Integrated seismic and well data show that Grant Canyon and Bacon Flat produce from detached Devonian dolomites that overlie younger Paleozoics. These reservoir rocks were emplaced before the fault blocks formed. The detachment surface had less westerly dip than the underlying strata, so that Pennsylvanian limestones underlie Bacon Flat and Mississippian shales underlie Grant Canyon. The normal faults bounding the fields have throws of 500 -1500 ft and predate Oligocene(?) volcanic deposition. Extensive erosion, coeval with faulting, helped isolate the Grant Canyon and Bacon Flat reservoirs prior to burial beneath valley-fill sediments.

The top of the Devonian reservoir can be obscure on seismic data. Well control has verified some erosional knolls, scours, drape, and onlap features not recognized before or dismissed as valley-fill artifacts. When 300 ac can yield 20 million bbl of oil (Grant Canyon), and a 20-ac knob might produce 1 million bbl of oil, attention to detail can be rewarding.

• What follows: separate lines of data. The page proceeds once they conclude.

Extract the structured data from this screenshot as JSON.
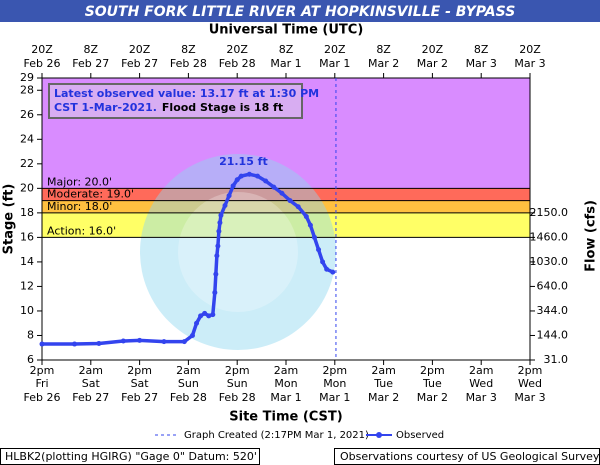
{
  "chart_data": {
    "type": "line",
    "title": "SOUTH FORK LITTLE RIVER AT HOPKINSVILLE - BYPASS",
    "x_label": "Site Time (CST)",
    "x2_label": "Universal Time (UTC)",
    "y_label": "Stage (ft)",
    "y2_label": "Flow (cfs)",
    "xlim": [
      "Feb 26 14:00",
      "Mar 3 14:00"
    ],
    "xticks": [
      {
        "value": "Feb 26 14:00",
        "label": "2pm",
        "day": "Fri",
        "date": "Feb 26"
      },
      {
        "value": "Feb 27 02:00",
        "label": "2am",
        "day": "Sat",
        "date": "Feb 27"
      },
      {
        "value": "Feb 27 14:00",
        "label": "2pm",
        "day": "Sat",
        "date": "Feb 27"
      },
      {
        "value": "Feb 28 02:00",
        "label": "2am",
        "day": "Sun",
        "date": "Feb 28"
      },
      {
        "value": "Feb 28 14:00",
        "label": "2pm",
        "day": "Sun",
        "date": "Feb 28"
      },
      {
        "value": "Mar 1 02:00",
        "label": "2am",
        "day": "Mon",
        "date": "Mar 1"
      },
      {
        "value": "Mar 1 14:00",
        "label": "2pm",
        "day": "Mon",
        "date": "Mar 1"
      },
      {
        "value": "Mar 2 02:00",
        "label": "2am",
        "day": "Tue",
        "date": "Mar 2"
      },
      {
        "value": "Mar 2 14:00",
        "label": "2pm",
        "day": "Tue",
        "date": "Mar 2"
      },
      {
        "value": "Mar 3 02:00",
        "label": "2am",
        "day": "Wed",
        "date": "Mar 3"
      },
      {
        "value": "Mar 3 14:00",
        "label": "2pm",
        "day": "Wed",
        "date": "Mar 3"
      }
    ],
    "x2ticks": [
      {
        "value": "Feb 26 14:00",
        "label": "20Z",
        "date": "Feb 26"
      },
      {
        "value": "Feb 27 02:00",
        "label": "8Z",
        "date": "Feb 27"
      },
      {
        "value": "Feb 27 14:00",
        "label": "20Z",
        "date": "Feb 27"
      },
      {
        "value": "Feb 28 02:00",
        "label": "8Z",
        "date": "Feb 28"
      },
      {
        "value": "Feb 28 14:00",
        "label": "20Z",
        "date": "Feb 28"
      },
      {
        "value": "Mar 1 02:00",
        "label": "8Z",
        "date": "Mar 1"
      },
      {
        "value": "Mar 1 14:00",
        "label": "20Z",
        "date": "Mar 1"
      },
      {
        "value": "Mar 2 02:00",
        "label": "8Z",
        "date": "Mar 2"
      },
      {
        "value": "Mar 2 14:00",
        "label": "20Z",
        "date": "Mar 2"
      },
      {
        "value": "Mar 3 02:00",
        "label": "8Z",
        "date": "Mar 3"
      },
      {
        "value": "Mar 3 14:00",
        "label": "20Z",
        "date": "Mar 3"
      }
    ],
    "ylim": [
      6,
      29
    ],
    "yticks": [
      6,
      8,
      10,
      12,
      14,
      16,
      18,
      20,
      22,
      24,
      26,
      28,
      29
    ],
    "y2ticks": [
      {
        "value": 31,
        "label": "31.0",
        "at": 6
      },
      {
        "value": 144,
        "label": "144.0",
        "at": 8
      },
      {
        "value": 344,
        "label": "344.0",
        "at": 10
      },
      {
        "value": 640,
        "label": "640.0",
        "at": 12
      },
      {
        "value": 1030,
        "label": "1030.0",
        "at": 14
      },
      {
        "value": 1460,
        "label": "1460.0",
        "at": 16
      },
      {
        "value": 2150,
        "label": "2150.0",
        "at": 18
      }
    ],
    "flood_categories": [
      {
        "label": "Action: 16.0'",
        "value": 16,
        "color": "#ffff66"
      },
      {
        "label": "Minor: 18.0'",
        "value": 18,
        "color": "#ffc040"
      },
      {
        "label": "Moderate: 19.0'",
        "value": 19,
        "color": "#ff6a5a"
      },
      {
        "label": "Major: 20.0'",
        "value": 20,
        "color": "#d98cff"
      }
    ],
    "series": [
      {
        "name": "Observed",
        "color": "#3344ee",
        "x": [
          "Feb 26 14:00",
          "Feb 26 22:00",
          "Feb 27 04:00",
          "Feb 27 10:00",
          "Feb 27 14:00",
          "Feb 27 20:00",
          "Feb 28 01:00",
          "Feb 28 03:00",
          "Feb 28 04:00",
          "Feb 28 05:00",
          "Feb 28 06:00",
          "Feb 28 07:00",
          "Feb 28 08:00",
          "Feb 28 08:30",
          "Feb 28 08:45",
          "Feb 28 09:00",
          "Feb 28 09:15",
          "Feb 28 09:30",
          "Feb 28 09:45",
          "Feb 28 10:00",
          "Feb 28 11:00",
          "Feb 28 12:00",
          "Feb 28 13:00",
          "Feb 28 14:00",
          "Feb 28 15:00",
          "Feb 28 17:00",
          "Feb 28 19:00",
          "Feb 28 21:00",
          "Feb 28 23:00",
          "Mar 1 01:00",
          "Mar 1 03:00",
          "Mar 1 05:00",
          "Mar 1 07:00",
          "Mar 1 08:00",
          "Mar 1 09:00",
          "Mar 1 10:00",
          "Mar 1 11:00",
          "Mar 1 12:00",
          "Mar 1 13:30"
        ],
        "values": [
          7.3,
          7.3,
          7.35,
          7.55,
          7.6,
          7.5,
          7.5,
          8.0,
          9.0,
          9.6,
          9.8,
          9.6,
          9.7,
          11.5,
          13.0,
          14.5,
          15.3,
          16.5,
          17.2,
          17.8,
          18.6,
          19.4,
          20.2,
          20.7,
          21.0,
          21.15,
          21.0,
          20.6,
          20.1,
          19.6,
          19.0,
          18.5,
          17.7,
          17.0,
          16.0,
          15.0,
          14.0,
          13.4,
          13.17
        ]
      }
    ],
    "peak_label": {
      "x": "Feb 28 17:00",
      "value": 21.15,
      "label": "21.15 ft"
    },
    "latest_box": {
      "line1": "Latest observed value: 13.17 ft at 1:30 PM",
      "line2": "CST 1-Mar-2021.",
      "line2b": "Flood Stage is 18 ft"
    },
    "graph_created": {
      "x": "Mar 1 14:17",
      "label": "Graph Created (2:17PM Mar 1, 2021)",
      "color": "#3344ee"
    },
    "footer_left": "HLBK2(plotting HGIRG) \"Gage 0\" Datum: 520'",
    "footer_right": "Observations courtesy of US Geological Survey"
  }
}
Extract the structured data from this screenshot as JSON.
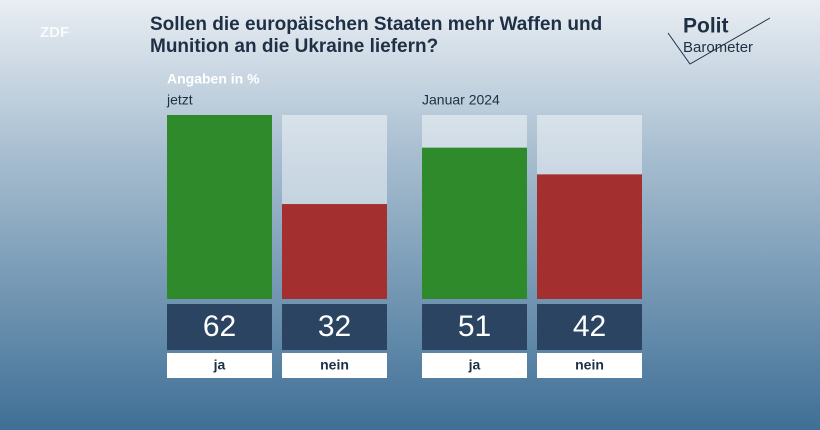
{
  "branding": {
    "broadcaster": "ZDF",
    "program_top": "Polit",
    "program_bottom": "Barometer"
  },
  "chart_data": [
    {
      "type": "bar",
      "title": "Sollen die europäischen Staaten mehr Waffen und Munition an die Ukraine liefern?",
      "note": "Angaben in %",
      "subtitle": "jetzt",
      "categories": [
        "ja",
        "nein"
      ],
      "values": [
        62,
        32
      ],
      "colors": [
        "#2f8a2c",
        "#a3302f"
      ],
      "ylim": [
        0,
        62
      ]
    },
    {
      "type": "bar",
      "subtitle": "Januar 2024",
      "categories": [
        "ja",
        "nein"
      ],
      "values": [
        51,
        42
      ],
      "colors": [
        "#2f8a2c",
        "#a3302f"
      ],
      "ylim": [
        0,
        62
      ]
    }
  ]
}
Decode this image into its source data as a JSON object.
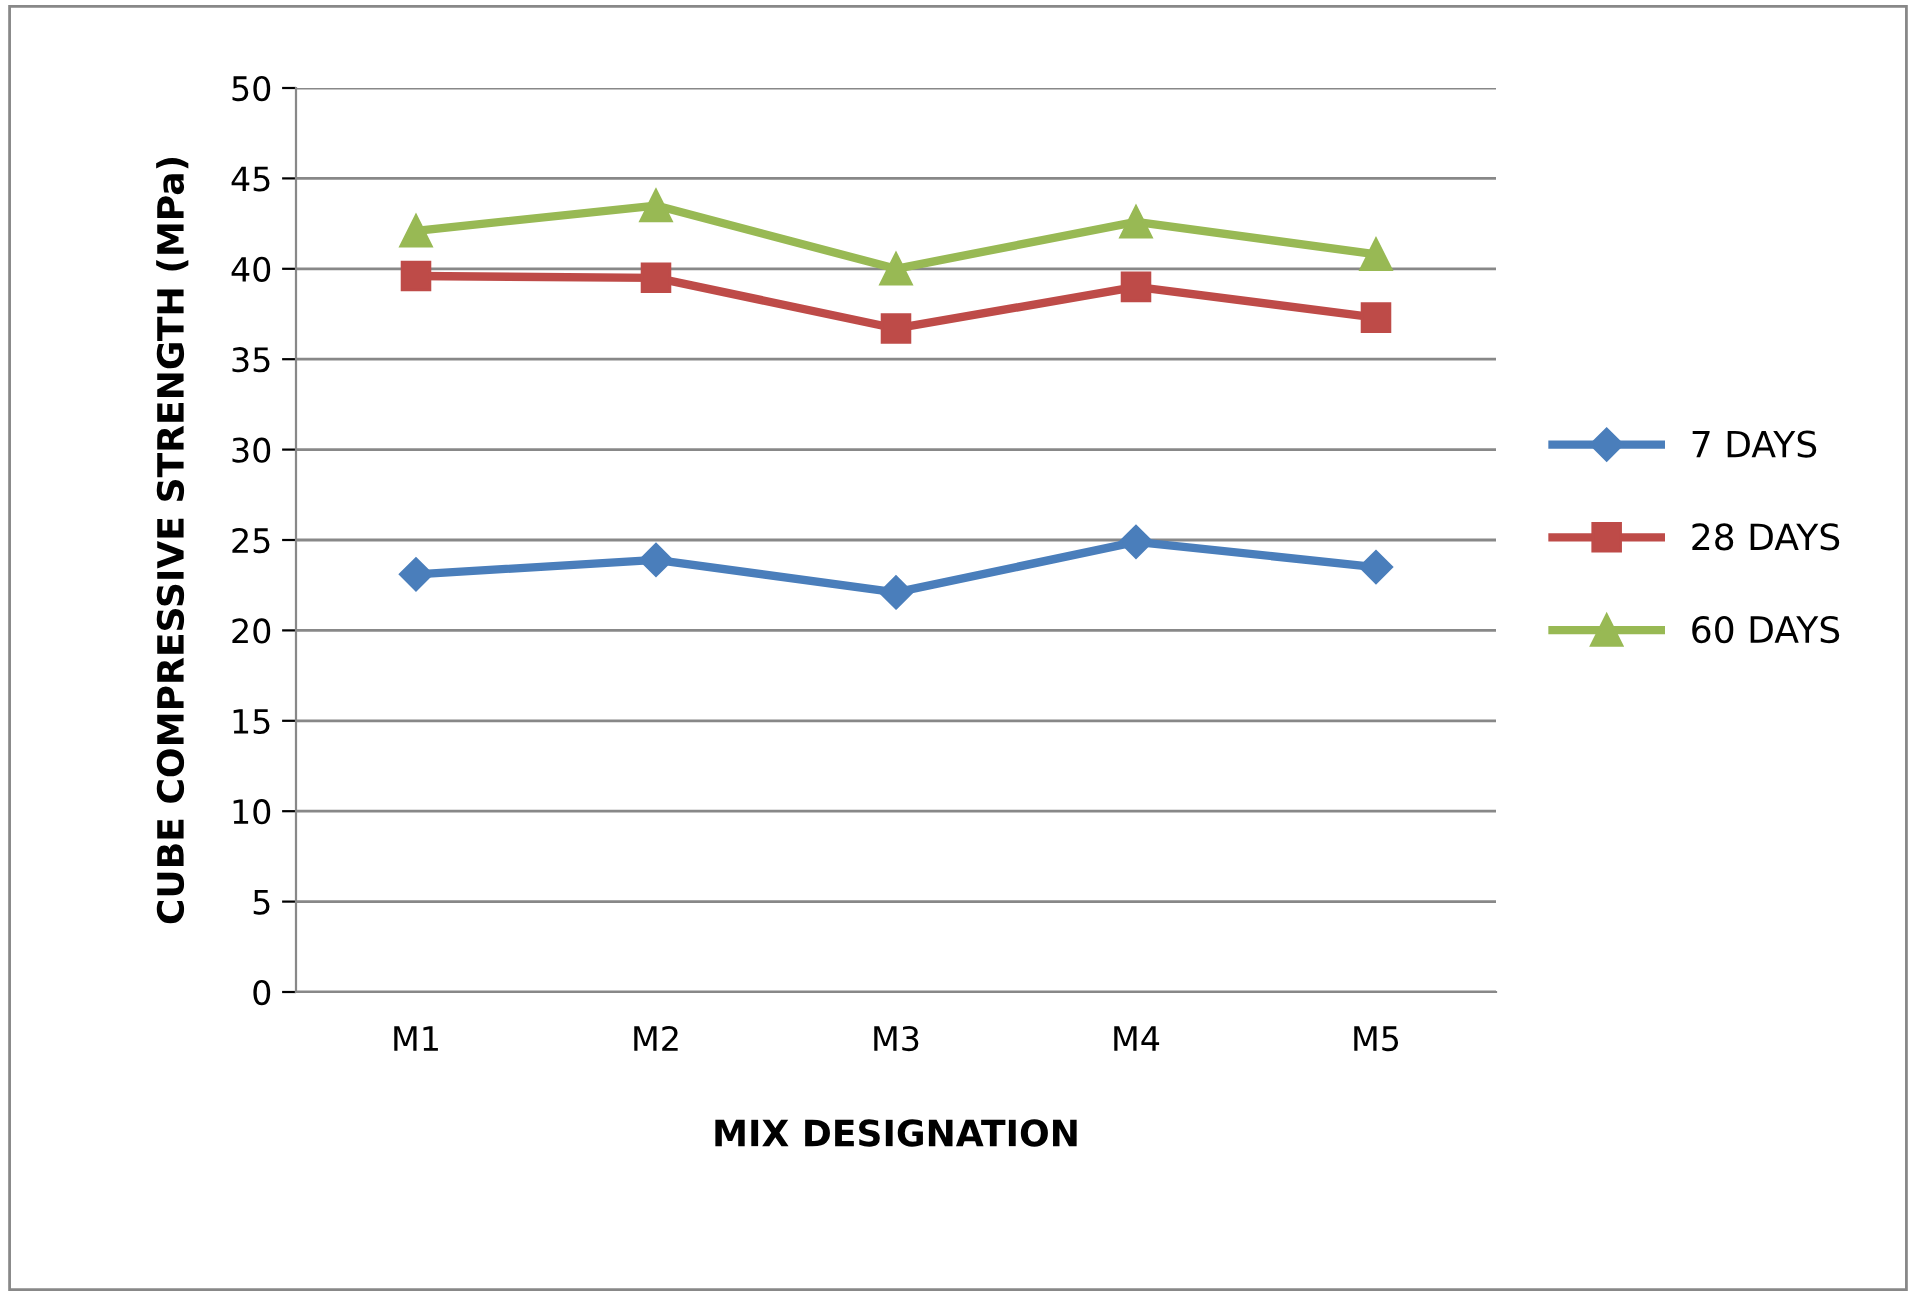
{
  "chart_data": {
    "type": "line",
    "xlabel": "MIX DESIGNATION",
    "ylabel": "CUBE COMPRESSIVE STRENGTH (MPa)",
    "categories": [
      "M1",
      "M2",
      "M3",
      "M4",
      "M5"
    ],
    "series": [
      {
        "name": "7 DAYS",
        "color": "#4a7ebb",
        "marker": "diamond",
        "values": [
          23.1,
          23.9,
          22.1,
          24.9,
          23.5
        ]
      },
      {
        "name": "28 DAYS",
        "color": "#be4b48",
        "marker": "square",
        "values": [
          39.6,
          39.5,
          36.7,
          39.0,
          37.3
        ]
      },
      {
        "name": "60 DAYS",
        "color": "#98b954",
        "marker": "triangle",
        "values": [
          42.1,
          43.5,
          40.0,
          42.6,
          40.8
        ]
      }
    ],
    "ylim": [
      0,
      50
    ],
    "yticks": [
      0,
      5,
      10,
      15,
      20,
      25,
      30,
      35,
      40,
      45,
      50
    ],
    "grid": "y",
    "legend": "right",
    "line_style": "solid"
  }
}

Meticulous seismic acquisition, processing, interpretation, and integration with well data and geologic models are essential. Surprising results were obtained by reprocessing poor-quality seismic data; an erosional knoll was imaged at the abandoned Bacon Flat field and spawned a prolific new well.

AAPG Search and Discovery Article #90993©1993 AAPG Rocky Mountain Section Meeting, Salt Lake City, Utah, September 12-15, 1993.